Choosing “The school of hard knocks or life university” as your college or universityQuality women understand that successful men take many routes. We understand that you may not have gone to a traditional college or university, but have learned a skill, trade or have work experience to be qualified for the career you are currently pursuing. However, by putting down the school of hard knocks or life university it just highlights that you didn’t go to college and insinuates that you may have some trauma and baggage in your life that you have not yet healed from. While trauma is part of the human experience and we all have it, it can be off-putting if that is the first thing we read after your name on a profile. To invite a woman in, to have a more nuanced conversation about the route you’ve taken in your professional life either leave that section blank or put in your last educational experience, even if it is high school. A woman will respect your honesty and be more interested in hearing your story.
Stay ‘if you catch my attention’I literally just unmatched with a guy because of this phrase. Some guys approach online dating like they’re doing the internet a favor by being on these sites.
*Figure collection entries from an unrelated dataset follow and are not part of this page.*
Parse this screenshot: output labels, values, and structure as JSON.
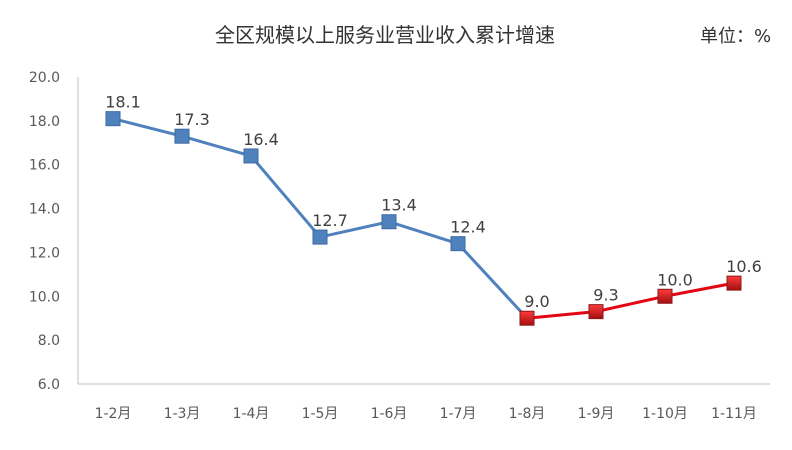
{
  "chart_data": {
    "type": "line",
    "title": "全区规模以上服务业营业收入累计增速",
    "unit_label": "单位：%",
    "categories": [
      "1-2月",
      "1-3月",
      "1-4月",
      "1-5月",
      "1-6月",
      "1-7月",
      "1-8月",
      "1-9月",
      "1-10月",
      "1-11月"
    ],
    "values": [
      18.1,
      17.3,
      16.4,
      12.7,
      13.4,
      12.4,
      9.0,
      9.3,
      10.0,
      10.6
    ],
    "value_labels": [
      "18.1",
      "17.3",
      "16.4",
      "12.7",
      "13.4",
      "12.4",
      "9.0",
      "9.3",
      "10.0",
      "10.6"
    ],
    "ylim": [
      6.0,
      20.0
    ],
    "yticks": [
      "20.0",
      "18.0",
      "16.0",
      "14.0",
      "12.0",
      "10.0",
      "8.0",
      "6.0"
    ],
    "highlight_from_index": 6,
    "colors": {
      "primary": "#4F81BD",
      "highlight": "#E30613",
      "marker_highlight": "#C0392B",
      "axis": "#BFBFBF"
    },
    "grid": false,
    "legend": "none"
  }
}
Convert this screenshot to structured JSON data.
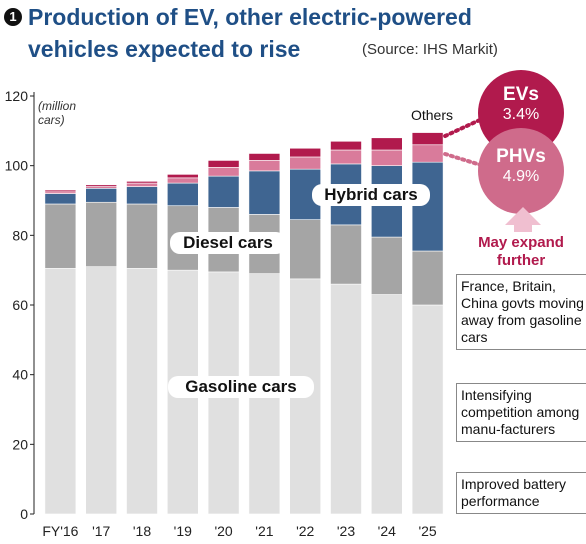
{
  "header": {
    "badge": "1",
    "title_line1": "Production of EV, other electric-powered",
    "title_line2": "vehicles expected to rise",
    "source": "(Source: IHS Markit)"
  },
  "chart_data": {
    "type": "bar",
    "stacked": true,
    "ylabel": "(million cars)",
    "ylabel_line1": "(million",
    "ylabel_line2": "cars)",
    "ylim": [
      0,
      120
    ],
    "yticks": [
      0,
      20,
      40,
      60,
      80,
      100,
      120
    ],
    "categories": [
      "FY'16",
      "'17",
      "'18",
      "'19",
      "'20",
      "'21",
      "'22",
      "'23",
      "'24",
      "'25"
    ],
    "series": [
      {
        "name": "Gasoline cars",
        "color": "#e0e0e0",
        "values": [
          70.5,
          71,
          70.5,
          70,
          69.5,
          69,
          67.5,
          66,
          63,
          60
        ]
      },
      {
        "name": "Diesel cars",
        "color": "#a5a5a5",
        "values": [
          18.5,
          18.5,
          18.5,
          18.5,
          18.5,
          17,
          17,
          17,
          16.5,
          15.5
        ]
      },
      {
        "name": "Hybrid cars",
        "color": "#3f6591",
        "values": [
          3,
          4,
          5,
          6.5,
          9,
          12.5,
          14.5,
          17.5,
          20.5,
          25.5
        ]
      },
      {
        "name": "PHVs",
        "color": "#d97b9b",
        "values": [
          0.5,
          0.5,
          1,
          1.5,
          2.5,
          3,
          3.5,
          4,
          4.5,
          5
        ]
      },
      {
        "name": "EVs",
        "color": "#b11a4d",
        "values": [
          0.5,
          0.5,
          0.5,
          1,
          2,
          2,
          2.5,
          2.5,
          3.5,
          3.5
        ]
      }
    ],
    "annotations": {
      "gasoline": "Gasoline cars",
      "diesel": "Diesel cars",
      "hybrid": "Hybrid cars",
      "others": "Others"
    }
  },
  "callouts": {
    "ev_label": "EVs",
    "ev_pct": "3.4%",
    "phv_label": "PHVs",
    "phv_pct": "4.9%",
    "expand_line1": "May expand",
    "expand_line2": "further",
    "reason1": "France, Britain, China govts moving away from gasoline cars",
    "reason2": "Intensifying competition among manu-facturers",
    "reason3": "Improved battery performance"
  },
  "colors": {
    "title": "#1f4f86",
    "ev": "#b11a4d",
    "phv": "#cf6b8b",
    "hybrid": "#3f6591",
    "diesel": "#a5a5a5",
    "gasoline": "#e0e0e0",
    "arrow": "#f0bfd0"
  }
}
They write their caption as if this is the bachelor and the women are all clamoring for their attention alone. Women are on dating sites for a lot of reasons, just like men are and its not all about ‘catching your attention’. The dating process is mutual, we are matching and then having conversations to see if we are a good fit for each other, not just begging and pleading to be noticed, by someone, anyone…. Just as you’ve caught my attention, I’ve got yours. From there we chat, meet to see if this is something for a moment or for the long term. Please don’t forget the mutual nature of dating. It’s not just about who you choose, it’s also about you being chosen. Please remember there is a thin line between confidence and arrogance. And we know that arrogance is just insecurity wrapped up in a snuggie.